In 1991, a Philadelphia man was sentenced to life in prison in the United States for killing his 77 year old neighbor, Louise Talley.
According to reports, Louise was raped and repeatedly stabbed at her home, and Anthony was indicted in the murder.
25 years later, Anthony has been released from jail, as he was found innocent of the crime, and will be paid $10 million as compensation.
Apparently, the conviction was reversed in 2014 after DNA evidence pointed to a former crack addict who died in a South Carolina prison.
Wright filed a federal lawsuit accusing police of writing a false confession and coercing him to sign it without reading it, and planting other evidence used to convict him. A statement from Wright said he will never get over the years spent in prison or missing time with his mother and growing son, but he was relieved he could get on with his life.
Wright has expressed satisfaction with the outcome of the case.
“Although I will never get over the 25 years I spent in prison for crimes I did not commit, or missing time with my mother before she died or with my son the whole time he was growing up, I am relieved that I can now get on with my life,” he said in a statement.
“For the sake of my young grandchildren, I am encouraged that the City of Philadelphia will continue to take steps to make sure that what happened to me never happens to my grandchildren or any other child.”
A spokesman for District Attorney Larry Krasner, who took office in January, said the DA believes the decision to retry Wright “was unacceptable.”
“It is not a case that the current office would have retried,” Ben Waxman said.
“The city’s decision to be accountable for law enforcement misconduct while protecting public funds is commendable.”
Peter Neufeld, one of Wright’s attorneys and a founder of the Innocence Project, said: “Tony Wright, an innocent man, wrongfully charged and convicted, narrowly escaped execution when a divided jury declined to impose the death penalty. Mr. Wright maintained his innocence for 25 years and fought in the courts … to win the right to DNA testing. His steadfastness, his grace under fire, inspire us all.”

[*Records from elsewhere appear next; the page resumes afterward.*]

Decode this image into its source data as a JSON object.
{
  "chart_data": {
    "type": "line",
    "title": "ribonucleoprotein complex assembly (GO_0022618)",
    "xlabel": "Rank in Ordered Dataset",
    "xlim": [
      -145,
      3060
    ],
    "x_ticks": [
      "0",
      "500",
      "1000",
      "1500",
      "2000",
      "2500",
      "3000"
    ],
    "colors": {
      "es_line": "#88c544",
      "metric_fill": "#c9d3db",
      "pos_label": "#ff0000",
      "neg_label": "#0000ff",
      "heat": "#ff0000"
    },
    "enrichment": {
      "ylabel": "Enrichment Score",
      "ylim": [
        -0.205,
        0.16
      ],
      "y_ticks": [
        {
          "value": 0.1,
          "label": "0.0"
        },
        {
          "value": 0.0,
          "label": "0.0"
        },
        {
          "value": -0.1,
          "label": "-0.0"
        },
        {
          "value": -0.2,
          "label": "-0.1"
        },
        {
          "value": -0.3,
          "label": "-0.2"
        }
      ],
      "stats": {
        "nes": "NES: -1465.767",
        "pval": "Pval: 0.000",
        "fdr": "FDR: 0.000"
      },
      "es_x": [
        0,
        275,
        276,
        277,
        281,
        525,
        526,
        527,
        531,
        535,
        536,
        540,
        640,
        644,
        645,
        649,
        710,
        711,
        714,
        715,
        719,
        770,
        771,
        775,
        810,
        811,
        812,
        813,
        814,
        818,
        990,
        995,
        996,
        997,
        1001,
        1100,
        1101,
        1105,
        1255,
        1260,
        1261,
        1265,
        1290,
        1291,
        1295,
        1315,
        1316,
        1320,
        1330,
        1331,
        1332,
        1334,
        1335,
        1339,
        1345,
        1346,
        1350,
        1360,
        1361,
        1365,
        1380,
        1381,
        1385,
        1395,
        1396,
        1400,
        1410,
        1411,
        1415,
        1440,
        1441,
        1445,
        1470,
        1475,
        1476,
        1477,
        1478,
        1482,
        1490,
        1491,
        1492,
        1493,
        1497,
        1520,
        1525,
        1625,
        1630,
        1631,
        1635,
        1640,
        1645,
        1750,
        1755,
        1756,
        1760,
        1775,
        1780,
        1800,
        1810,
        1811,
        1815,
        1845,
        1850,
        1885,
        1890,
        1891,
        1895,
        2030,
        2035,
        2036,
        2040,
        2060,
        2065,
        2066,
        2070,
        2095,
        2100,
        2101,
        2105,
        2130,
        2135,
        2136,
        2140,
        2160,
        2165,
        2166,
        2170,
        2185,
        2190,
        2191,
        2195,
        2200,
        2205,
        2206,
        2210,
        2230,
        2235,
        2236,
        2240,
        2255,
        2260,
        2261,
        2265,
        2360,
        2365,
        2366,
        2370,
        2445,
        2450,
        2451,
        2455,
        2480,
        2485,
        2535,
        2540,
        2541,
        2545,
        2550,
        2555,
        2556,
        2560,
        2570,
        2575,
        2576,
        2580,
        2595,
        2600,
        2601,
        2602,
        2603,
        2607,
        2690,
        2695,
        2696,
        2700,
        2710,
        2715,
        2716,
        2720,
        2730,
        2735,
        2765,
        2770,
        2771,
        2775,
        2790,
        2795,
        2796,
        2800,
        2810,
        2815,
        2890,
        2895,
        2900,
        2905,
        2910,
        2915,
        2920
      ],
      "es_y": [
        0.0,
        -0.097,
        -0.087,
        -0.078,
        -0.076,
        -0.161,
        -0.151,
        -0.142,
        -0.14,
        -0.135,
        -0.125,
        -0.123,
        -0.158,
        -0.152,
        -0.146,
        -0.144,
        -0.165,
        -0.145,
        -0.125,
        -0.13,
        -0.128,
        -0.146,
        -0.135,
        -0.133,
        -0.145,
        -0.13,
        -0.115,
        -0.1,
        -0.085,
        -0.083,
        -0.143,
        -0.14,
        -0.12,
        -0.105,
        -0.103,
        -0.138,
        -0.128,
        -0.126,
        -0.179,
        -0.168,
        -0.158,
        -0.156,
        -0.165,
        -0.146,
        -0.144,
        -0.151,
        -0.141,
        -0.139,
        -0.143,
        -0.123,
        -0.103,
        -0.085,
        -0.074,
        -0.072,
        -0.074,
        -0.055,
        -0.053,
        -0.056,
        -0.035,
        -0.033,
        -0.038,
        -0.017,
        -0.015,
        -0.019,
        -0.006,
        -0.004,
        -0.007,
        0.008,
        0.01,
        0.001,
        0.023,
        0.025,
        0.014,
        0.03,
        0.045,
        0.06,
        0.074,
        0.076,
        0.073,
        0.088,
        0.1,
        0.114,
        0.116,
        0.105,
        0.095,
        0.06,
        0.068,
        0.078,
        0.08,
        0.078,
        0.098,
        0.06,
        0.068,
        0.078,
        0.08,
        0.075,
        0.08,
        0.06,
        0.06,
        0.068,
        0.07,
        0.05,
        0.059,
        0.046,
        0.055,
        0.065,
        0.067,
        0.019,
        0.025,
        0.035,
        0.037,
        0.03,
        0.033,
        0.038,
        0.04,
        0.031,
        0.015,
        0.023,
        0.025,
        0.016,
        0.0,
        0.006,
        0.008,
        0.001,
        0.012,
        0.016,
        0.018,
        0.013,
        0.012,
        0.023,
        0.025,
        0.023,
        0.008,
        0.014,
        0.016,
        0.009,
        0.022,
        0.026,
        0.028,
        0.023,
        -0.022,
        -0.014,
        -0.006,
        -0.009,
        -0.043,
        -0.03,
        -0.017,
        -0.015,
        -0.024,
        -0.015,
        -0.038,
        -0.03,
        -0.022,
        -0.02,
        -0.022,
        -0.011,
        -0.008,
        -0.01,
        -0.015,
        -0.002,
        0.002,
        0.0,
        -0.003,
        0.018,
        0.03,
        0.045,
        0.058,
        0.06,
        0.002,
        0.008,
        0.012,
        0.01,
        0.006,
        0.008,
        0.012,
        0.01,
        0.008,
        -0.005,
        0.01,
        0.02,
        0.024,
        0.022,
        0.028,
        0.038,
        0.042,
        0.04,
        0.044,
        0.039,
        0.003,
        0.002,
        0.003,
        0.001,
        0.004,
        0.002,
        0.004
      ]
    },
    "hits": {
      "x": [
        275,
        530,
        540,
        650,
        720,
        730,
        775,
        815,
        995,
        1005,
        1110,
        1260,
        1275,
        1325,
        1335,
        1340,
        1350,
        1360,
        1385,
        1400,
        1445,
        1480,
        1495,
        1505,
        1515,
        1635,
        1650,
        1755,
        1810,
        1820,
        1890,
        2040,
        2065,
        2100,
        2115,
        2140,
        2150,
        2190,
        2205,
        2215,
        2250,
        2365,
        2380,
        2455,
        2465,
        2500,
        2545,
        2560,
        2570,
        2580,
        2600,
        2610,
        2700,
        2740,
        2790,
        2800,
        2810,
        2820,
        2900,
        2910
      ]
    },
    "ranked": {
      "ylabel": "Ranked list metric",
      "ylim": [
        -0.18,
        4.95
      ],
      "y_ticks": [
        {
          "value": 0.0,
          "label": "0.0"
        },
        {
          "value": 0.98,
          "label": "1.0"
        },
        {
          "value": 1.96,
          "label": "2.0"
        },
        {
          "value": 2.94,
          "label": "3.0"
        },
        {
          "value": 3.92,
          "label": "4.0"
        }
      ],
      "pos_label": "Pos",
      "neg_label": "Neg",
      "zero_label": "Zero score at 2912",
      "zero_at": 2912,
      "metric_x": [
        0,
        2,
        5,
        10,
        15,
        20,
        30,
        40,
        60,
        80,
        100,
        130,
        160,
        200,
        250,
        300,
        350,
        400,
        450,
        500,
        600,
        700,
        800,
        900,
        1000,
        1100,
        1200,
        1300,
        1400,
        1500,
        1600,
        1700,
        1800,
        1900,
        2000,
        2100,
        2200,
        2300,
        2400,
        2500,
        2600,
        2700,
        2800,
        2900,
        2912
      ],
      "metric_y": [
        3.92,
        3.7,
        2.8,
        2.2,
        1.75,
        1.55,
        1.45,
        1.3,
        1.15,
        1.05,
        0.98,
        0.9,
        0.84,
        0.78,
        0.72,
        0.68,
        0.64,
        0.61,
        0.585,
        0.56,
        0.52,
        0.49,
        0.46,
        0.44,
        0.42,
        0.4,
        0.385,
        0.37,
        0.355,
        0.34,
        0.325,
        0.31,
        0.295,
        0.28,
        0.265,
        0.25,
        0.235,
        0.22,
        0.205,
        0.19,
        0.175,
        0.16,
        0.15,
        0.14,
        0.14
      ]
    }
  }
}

The settlement does not include an admission of liability and will be paid over time: $4 million by June 30; $3 million by Aug. 30; and $2.85 million by Aug. 30, 2019.
After the 2016 retrial ended in a not guilty verdict, jurors said they were disappointed that city prosecutors had decided in 2014 to retry the case.
“I’m angry,” Grace Greco, the jury forewoman, said after leaving the courtroom then. “The evidence was there that he did not commit this crime. The city should never have brought this case.”